Quoiqu’il en soit, le constat est pourtant évident: les personnels se sont fortement mobilisés contre cette réforme illégale qui par un jeu de passe-passe, à savoir l’utilisation d’un article du Code Du Travail, le L-122.12, les contraints à signer des contrats France Télévisions, dont l’objectif évident est qu’au bout d’un an, ils ne dépendent plus de la Convention Collective de l’Audiovisuel Public.
- Entre temps, début janvier, le Chef de l’État venait d’annoncer en conférence de presse, son intention d’engager une réflexion sur la suppression de la pub dans l’Audiovisuel Public ; Annonce qui n’a rien à voir, bien évidemment, avec la réforme Carolis entreprise bien avant.
- Dès le 25 janvier, le lendemain donc de la grève, les salariés de France 3 en appellent également à la mobilisation sur fond de rumeurs de « démantèlement » ayant fait l’objet d’un article sur un site web.
- Le 6 février après de nombreuses déclarations à la presse dans les jours qui ont précédé, 8 organisations syndicales appellent à la grève pour la journée du 13 février afin « d’exiger la pérennité du service public audiovisuel, de son financement, de son périmètre et le respect du pluralisme ».

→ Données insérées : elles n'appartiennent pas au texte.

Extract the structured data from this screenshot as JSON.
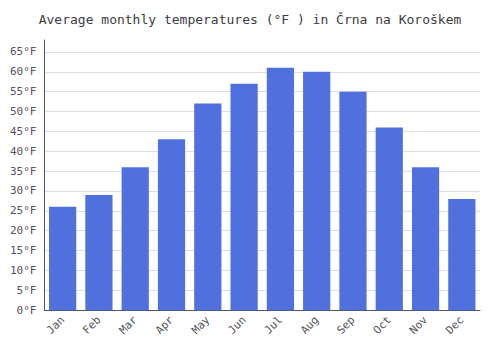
{
  "chart_data": {
    "type": "bar",
    "title": "Average monthly temperatures (°F ) in Črna na Koroškem",
    "categories": [
      "Jan",
      "Feb",
      "Mar",
      "Apr",
      "May",
      "Jun",
      "Jul",
      "Aug",
      "Sep",
      "Oct",
      "Nov",
      "Dec"
    ],
    "values": [
      26,
      29,
      36,
      43,
      52,
      57,
      61,
      60,
      55,
      46,
      36,
      28
    ],
    "ylim": [
      0,
      68
    ],
    "yticks": [
      {
        "value": 0,
        "label": "0°F"
      },
      {
        "value": 5,
        "label": "5°F"
      },
      {
        "value": 10,
        "label": "10°F"
      },
      {
        "value": 15,
        "label": "15°F"
      },
      {
        "value": 20,
        "label": "20°F"
      },
      {
        "value": 25,
        "label": "25°F"
      },
      {
        "value": 30,
        "label": "30°F"
      },
      {
        "value": 35,
        "label": "35°F"
      },
      {
        "value": 40,
        "label": "40°F"
      },
      {
        "value": 45,
        "label": "45°F"
      },
      {
        "value": 50,
        "label": "50°F"
      },
      {
        "value": 55,
        "label": "55°F"
      },
      {
        "value": 60,
        "label": "60°F"
      },
      {
        "value": 65,
        "label": "65°F"
      }
    ],
    "grid": true
  }
}
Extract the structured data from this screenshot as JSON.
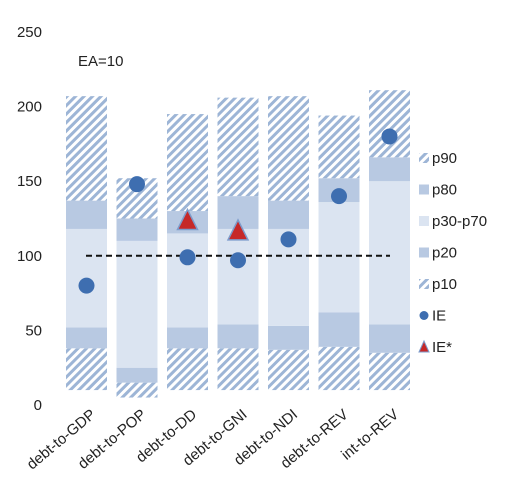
{
  "chart_data": {
    "type": "bar",
    "annotation": "EA=10",
    "categories": [
      "debt-to-GDP",
      "debt-to-POP",
      "debt-to-DD",
      "debt-to-GNI",
      "debt-to-NDI",
      "debt-to-REV",
      "int-to-REV"
    ],
    "ylim": [
      0,
      250
    ],
    "yticks": [
      0,
      50,
      100,
      150,
      200,
      250
    ],
    "reference_line": 100,
    "percentile_bands": [
      {
        "category": "debt-to-GDP",
        "min": 10,
        "p10": 38,
        "p20": 52,
        "p70": 118,
        "p80": 137,
        "p90": 207
      },
      {
        "category": "debt-to-POP",
        "min": 5,
        "p10": 15,
        "p20": 25,
        "p70": 110,
        "p80": 125,
        "p90": 152
      },
      {
        "category": "debt-to-DD",
        "min": 10,
        "p10": 38,
        "p20": 52,
        "p70": 115,
        "p80": 130,
        "p90": 195
      },
      {
        "category": "debt-to-GNI",
        "min": 10,
        "p10": 38,
        "p20": 54,
        "p70": 118,
        "p80": 140,
        "p90": 206
      },
      {
        "category": "debt-to-NDI",
        "min": 10,
        "p10": 37,
        "p20": 53,
        "p70": 118,
        "p80": 137,
        "p90": 207
      },
      {
        "category": "debt-to-REV",
        "min": 10,
        "p10": 39,
        "p20": 62,
        "p70": 136,
        "p80": 152,
        "p90": 194
      },
      {
        "category": "int-to-REV",
        "min": 10,
        "p10": 35,
        "p20": 54,
        "p70": 150,
        "p80": 166,
        "p90": 211
      }
    ],
    "series": [
      {
        "name": "IE",
        "marker": "circle",
        "values": [
          80,
          148,
          99,
          97,
          111,
          140,
          180
        ]
      },
      {
        "name": "IE*",
        "marker": "triangle",
        "values": [
          null,
          null,
          124,
          117,
          null,
          null,
          null
        ]
      }
    ],
    "legend": {
      "placement": "right",
      "items": [
        {
          "label": "p90",
          "swatch": "hatch"
        },
        {
          "label": "p80",
          "swatch": "dark"
        },
        {
          "label": "p30-p70",
          "swatch": "light"
        },
        {
          "label": "p20",
          "swatch": "dark"
        },
        {
          "label": "p10",
          "swatch": "hatch"
        },
        {
          "label": "IE",
          "swatch": "circle"
        },
        {
          "label": "IE*",
          "swatch": "triangle"
        }
      ]
    },
    "colors": {
      "hatch": "#9db5d6",
      "dark_band": "#b8c9e2",
      "light_band": "#dbe4f1",
      "ie_marker": "#3e6eb0",
      "ie_star_marker": "#c62828",
      "reference_line": "#111111"
    }
  }
}
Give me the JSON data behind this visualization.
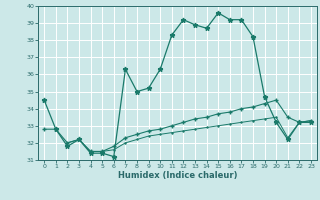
{
  "xlabel": "Humidex (Indice chaleur)",
  "bg_color": "#cce8e8",
  "grid_color": "#ffffff",
  "line_color": "#1a7a6a",
  "xlim": [
    -0.5,
    23.5
  ],
  "ylim": [
    31,
    40
  ],
  "yticks": [
    31,
    32,
    33,
    34,
    35,
    36,
    37,
    38,
    39,
    40
  ],
  "xticks": [
    0,
    1,
    2,
    3,
    4,
    5,
    6,
    7,
    8,
    9,
    10,
    11,
    12,
    13,
    14,
    15,
    16,
    17,
    18,
    19,
    20,
    21,
    22,
    23
  ],
  "line1_x": [
    0,
    1,
    2,
    3,
    4,
    5,
    6,
    7,
    8,
    9,
    10,
    11,
    12,
    13,
    14,
    15,
    16,
    17,
    18,
    19,
    20,
    21,
    22,
    23
  ],
  "line1_y": [
    34.5,
    32.8,
    31.8,
    32.2,
    31.4,
    31.4,
    31.2,
    36.3,
    35.0,
    35.2,
    36.3,
    38.3,
    39.2,
    38.9,
    38.7,
    39.6,
    39.2,
    39.2,
    38.2,
    34.7,
    33.2,
    32.2,
    33.2,
    33.2
  ],
  "line2_x": [
    0,
    1,
    2,
    3,
    4,
    5,
    6,
    7,
    8,
    9,
    10,
    11,
    12,
    13,
    14,
    15,
    16,
    17,
    18,
    19,
    20,
    21,
    22,
    23
  ],
  "line2_y": [
    32.8,
    32.8,
    32.0,
    32.2,
    31.5,
    31.5,
    31.8,
    32.3,
    32.5,
    32.7,
    32.8,
    33.0,
    33.2,
    33.4,
    33.5,
    33.7,
    33.8,
    34.0,
    34.1,
    34.3,
    34.5,
    33.5,
    33.2,
    33.3
  ],
  "line3_x": [
    2,
    3,
    4,
    5,
    6,
    7,
    8,
    9,
    10,
    11,
    12,
    13,
    14,
    15,
    16,
    17,
    18,
    19,
    20,
    21,
    22,
    23
  ],
  "line3_y": [
    32.0,
    32.2,
    31.5,
    31.5,
    31.6,
    32.0,
    32.2,
    32.4,
    32.5,
    32.6,
    32.7,
    32.8,
    32.9,
    33.0,
    33.1,
    33.2,
    33.3,
    33.4,
    33.5,
    32.3,
    33.2,
    33.3
  ],
  "tick_color": "#2a6a6a",
  "spine_color": "#2a6a6a"
}
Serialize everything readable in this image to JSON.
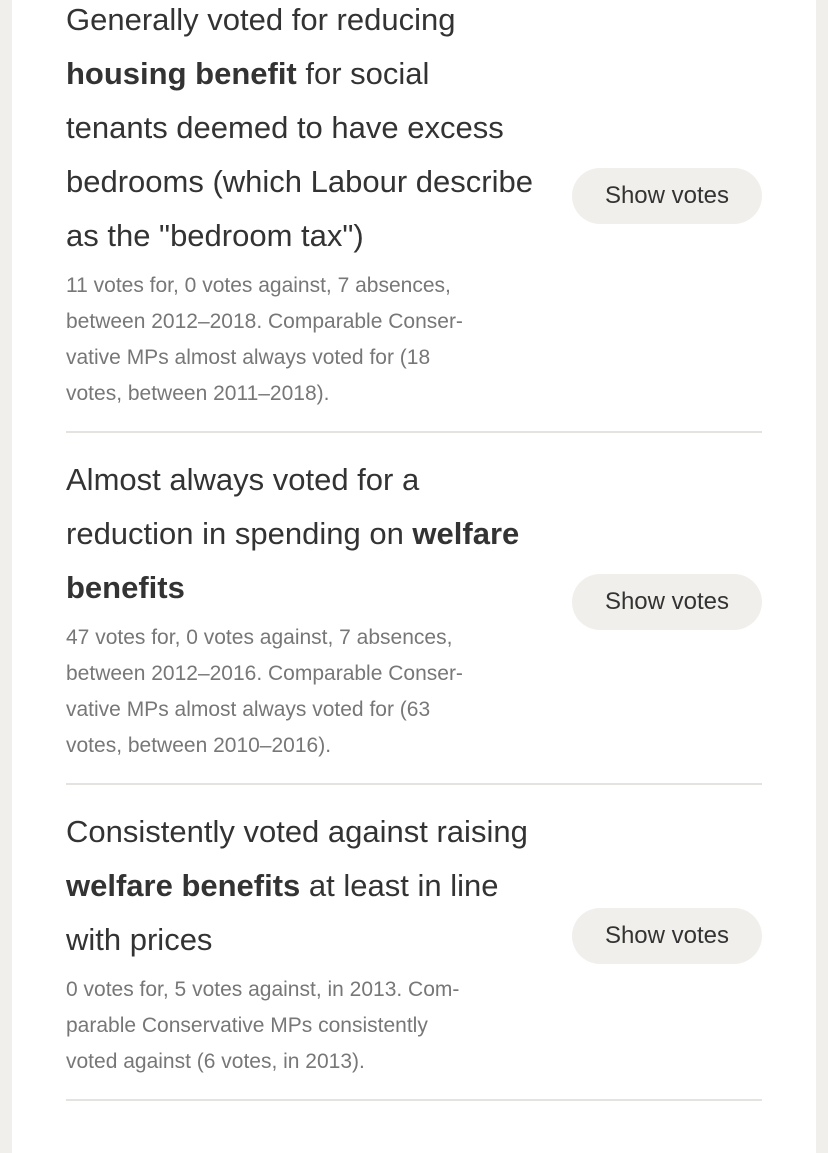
{
  "items": [
    {
      "statement": [
        {
          "text": "Generally voted for reducing ",
          "bold": false
        },
        {
          "text": "housing benefit",
          "bold": true
        },
        {
          "text": " for social tenants deemed to have excess bedrooms (which Labour describe as the \"bedroom tax\")",
          "bold": false
        }
      ],
      "detail_lines": [
        "11 votes for, 0 votes against, 7 absences,",
        "between 2012–2018. Comparable Conser-",
        "vative MPs almost always voted for (18",
        "votes, between 2011–2018)."
      ],
      "button": "Show votes"
    },
    {
      "statement": [
        {
          "text": "Almost always voted for a reduction in spending on ",
          "bold": false
        },
        {
          "text": "welfare benefits",
          "bold": true
        }
      ],
      "detail_lines": [
        "47 votes for, 0 votes against, 7 absences,",
        "between 2012–2016. Comparable Conser-",
        "vative MPs almost always voted for (63",
        "votes, between 2010–2016)."
      ],
      "button": "Show votes"
    },
    {
      "statement": [
        {
          "text": "Consistently voted against raising ",
          "bold": false
        },
        {
          "text": "welfare benefits",
          "bold": true
        },
        {
          "text": " at least in line with prices",
          "bold": false
        }
      ],
      "detail_lines": [
        "0 votes for, 5 votes against, in 2013. Com-",
        "parable Conservative MPs consistently",
        "voted against (6 votes, in 2013)."
      ],
      "button": "Show votes"
    }
  ]
}
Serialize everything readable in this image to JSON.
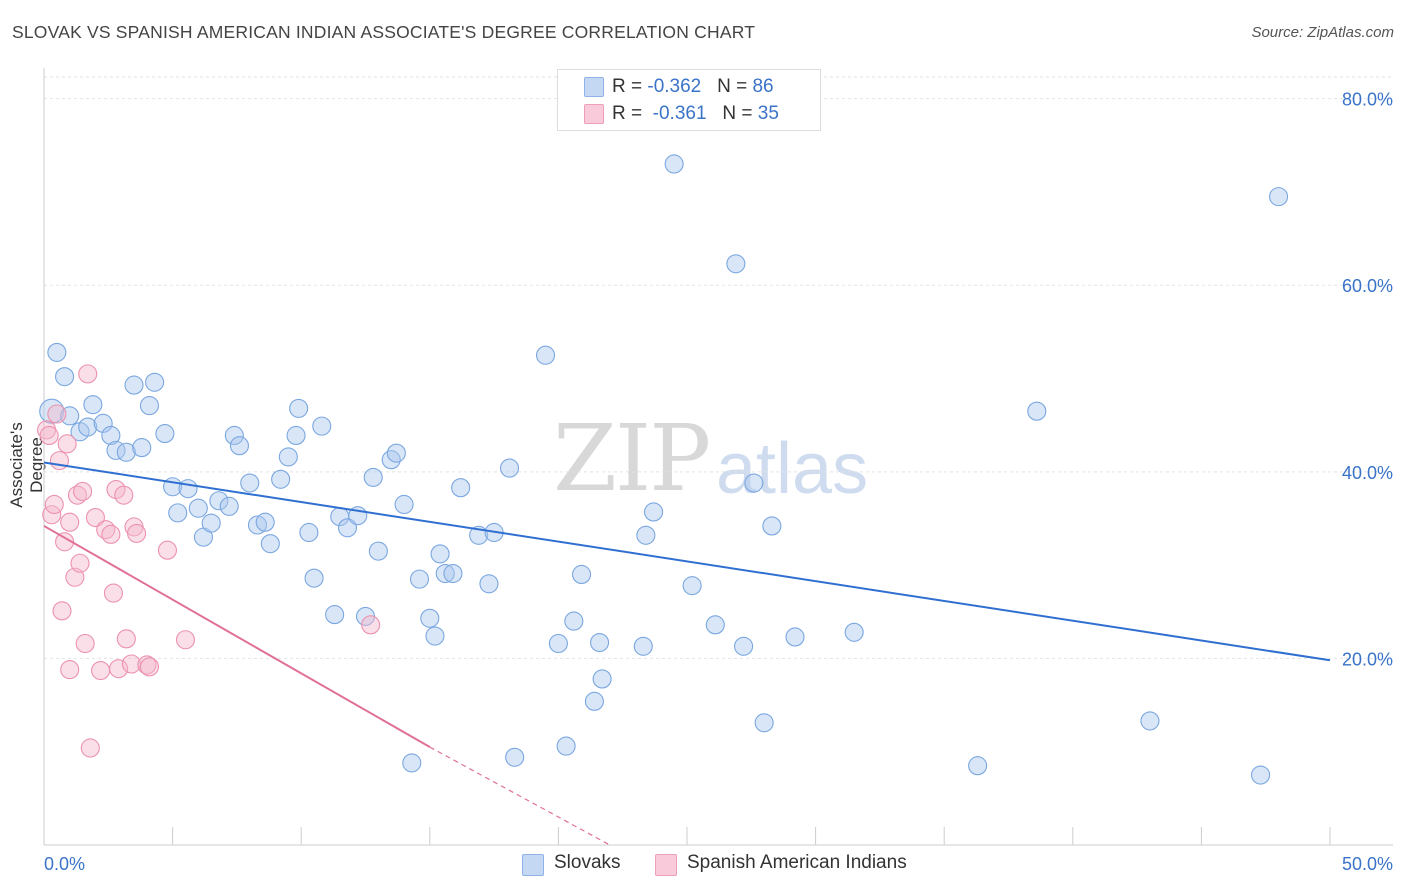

- Dès l’élaboration du texte du préavis où les organisations syndicales ont demandé au Président de la République à être reçues, le SNPCA-CGC dont la détermination reste intacte, s’étonne fortement que sa demande initiale et prioritaire, à savoir «le retrait de la réforme Carolis », ne figure toujours pas dans le préavis. Le SNPCA-CGC ne serait pas entendu, au moment où pourtant, en dépit des droits d’alerte, Patrick de Carolis continue de vouloir mener sa réforme à son terme, à marche forcée.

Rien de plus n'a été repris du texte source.